Skip site navigation (1) Skip section navigation (2)

Re: Regexp matching: bug or operator error?

From: Kenneth Tanzer <ktanzer(at)desc(dot)org>
To: Tom Lane <tgl(at)sss(dot)pgh(dot)pa(dot)us>
Cc: pgsql-general(at)postgresql(dot)org
Subject: Re: Regexp matching: bug or operator error?
Date: 2004-11-26 22:26:48
Message-ID: 41A7ADA8.5080205@desc.org (view raw, whole thread or download thread mbox)
Thread:
Lists: pgsql-docspgsql-general
OK.  I've been trying to get my mind around this, and think about ways 
to improve the documentation (more about that below).  I'm pretty sure 
that I can see the general concept now, and am almost convinced that it 
really does work as described.  I guess I really don't like the whole RE 
inheriting it's preference from the first preference it encounters.  It 
seems like it would be better to use a switch preceeding the whole 
expression, as is done with (?i) for case-insensitivity.  Designating 
(?g) for greedy and (?G) for non-greedy seems like it would be less 
inviting of human error.  But that's mostly a quibble, as long as it 
works consistently as described!

I've still got a few problems, though.  Per 9.6.3.5, "An RE consisting 
of two or more branches connected by the | operator prefers longest match."

Apply that to this example:

    SELECT substring('abc' FROM '.*?|.*?');

which returns a greedy 'abc'.  In this case, the whole RE is then 
supposed to be greedy (because of the "|").  So I suppose that _might_ 
be said to work as described, even though the | in this case overrides 
the expressed preference of both of its components (in which case I'm 
just griping about not liking the way this was implemented. :) )

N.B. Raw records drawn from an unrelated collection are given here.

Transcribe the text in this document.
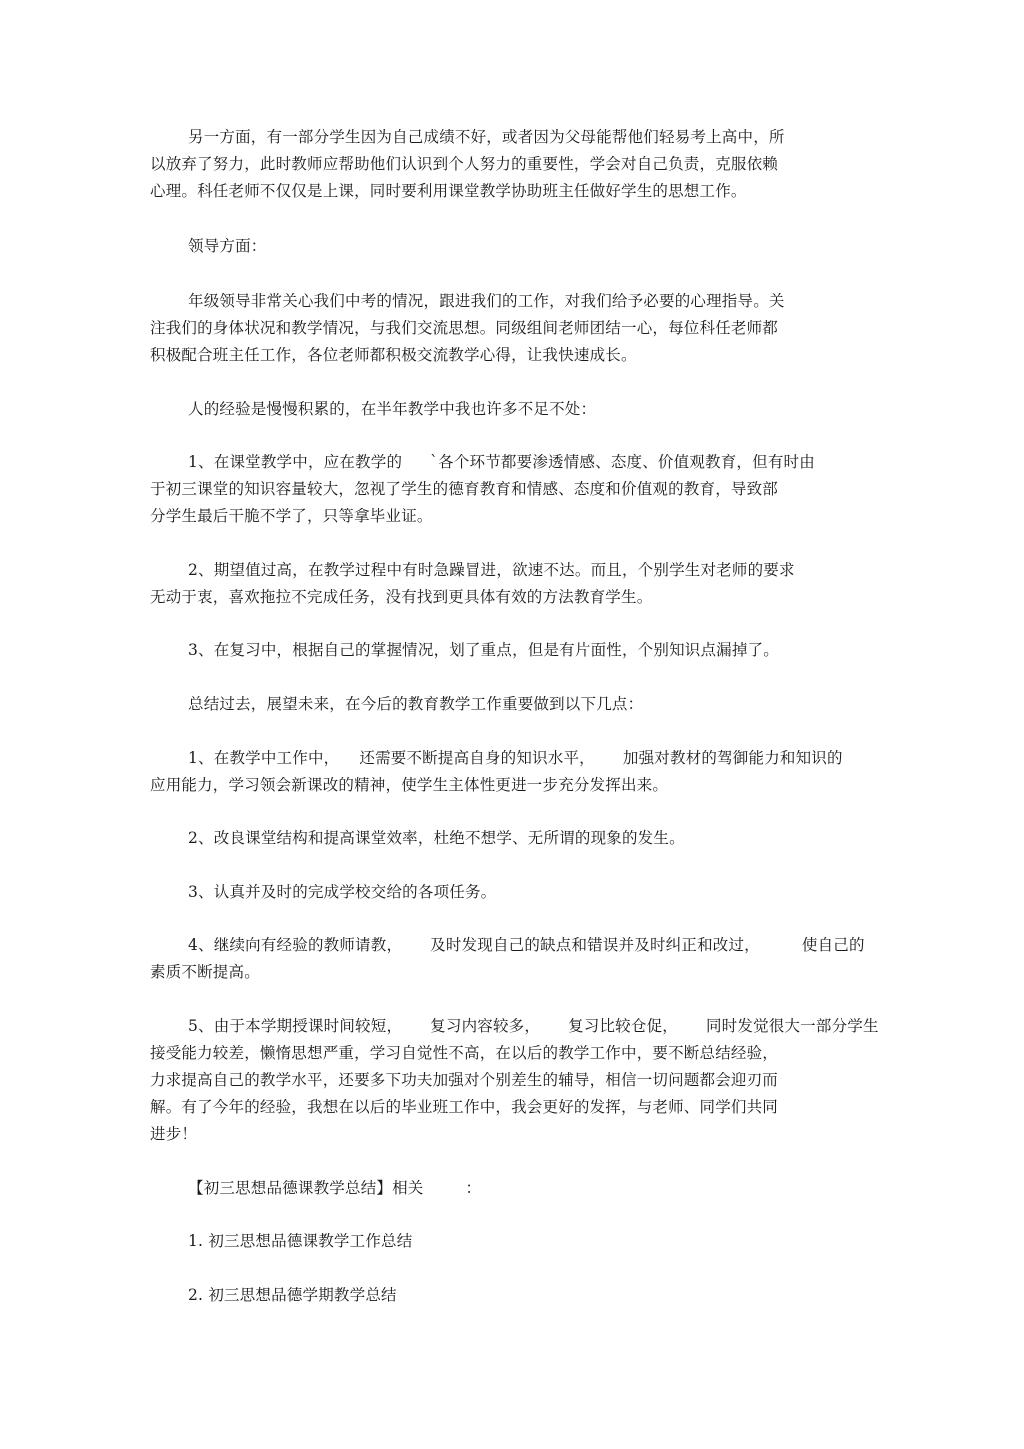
另一方面，有一部分学生因为自己成绩不好，或者因为父母能帮他们轻易考上高中，所
以放弃了努力，此时教师应帮助他们认识到个人努力的重要性，学会对自己负责，克服依赖
心理。科任老师不仅仅是上课，同时要利用课堂教学协助班主任做好学生的思想工作。

领导方面：

年级领导非常关心我们中考的情况，跟进我们的工作，对我们给予必要的心理指导。关
注我们的身体状况和教学情况，与我们交流思想。同级组间老师团结一心，每位科任老师都
积极配合班主任工作，各位老师都积极交流教学心得，让我快速成长。

人的经验是慢慢积累的，在半年教学中我也许多不足不处：

1、在课堂教学中，应在教学的 `各个环节都要渗透情感、态度、价值观教育，但有时由
于初三课堂的知识容量较大，忽视了学生的德育教育和情感、态度和价值观的教育，导致部
分学生最后干脆不学了，只等拿毕业证。

2、期望值过高，在教学过程中有时急躁冒进，欲速不达。而且，个别学生对老师的要求
无动于衷，喜欢拖拉不完成任务，没有找到更具体有效的方法教育学生。

3、在复习中，根据自己的掌握情况，划了重点，但是有片面性，个别知识点漏掉了。

总结过去，展望未来，在今后的教育教学工作重要做到以下几点：

1、在教学中工作中， 还需要不断提高自身的知识水平， 加强对教材的驾御能力和知识的
应用能力，学习领会新课改的精神，使学生主体性更进一步充分发挥出来。

2、改良课堂结构和提高课堂效率，杜绝不想学、无所谓的现象的发生。

3、认真并及时的完成学校交给的各项任务。

4、继续向有经验的教师请教， 及时发现自己的缺点和错误并及时纠正和改过，	使自己的
素质不断提高。

5、由于本学期授课时间较短， 复习内容较多， 复习比较仓促， 同时发觉很大一部分学生
接受能力较差，懒惰思想严重，学习自觉性不高，在以后的教学工作中，要不断总结经验，
力求提高自己的教学水平，还要多下功夫加强对个别差生的辅导，相信一切问题都会迎刃而
解。有了今年的经验，我想在以后的毕业班工作中，我会更好的发挥，与老师、同学们共同
进步！

【初三思想品德课教学总结】相关	：

1. 初三思想品德课教学工作总结

2. 初三思想品德学期教学总结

But what about these two queries:

    SELECT substring('a' FROM 'a?|a?');

This returns a greedy 'a', similar to the example above.  But then why does

    SELECT substring('ba' FROM 'a?|a?');

return a non-greedy empty string?  Using the logic from the previous 
examples, this should do a greedy match and return 'a' as well.  If this 
isn't a bug, please explain why!

With regard to the documentation, after re-reading it many times I'd 
have to say the information is all there, but it's hard to absorb.  I 
think the main problem is that the term "preference" is used to discuss 
greedy/non-greediness, as well as the words greedy & non-greedy.  This 
makes it easier for humans to fail to connect the dots.  People are more 
likely to be familiar with greedy & non-greedy (especially those who've 
used other regex's before), whereas preference isn't as clear.  Perhaps 
the term "greediness preference" could be used in place of "preference", 
or "preference" could be dropped altogether.

In general, I think "prefers shortest match" could be replaced with "is 
non-greedy", and "prefers longest match" could be replaced with "is 
greedy".  A little bit more context might be helpful as well, as in 
example c) below.

As an example, here's a couple of different possibilities for the second 
sentence of the section:

a) If the RE could match more than one substring starting at that point, 
its choice is determined by its greediness /preference/: either the 
longest substring (greedy), or the shortest (non-greedy).

b) If the RE could match more than one substring starting at that point, 
the match can be either greedy (matching the longest substring) or 
non-greedy (matching the shortest substring).  Whether an RE is greedy 
or not is determined by the following rules...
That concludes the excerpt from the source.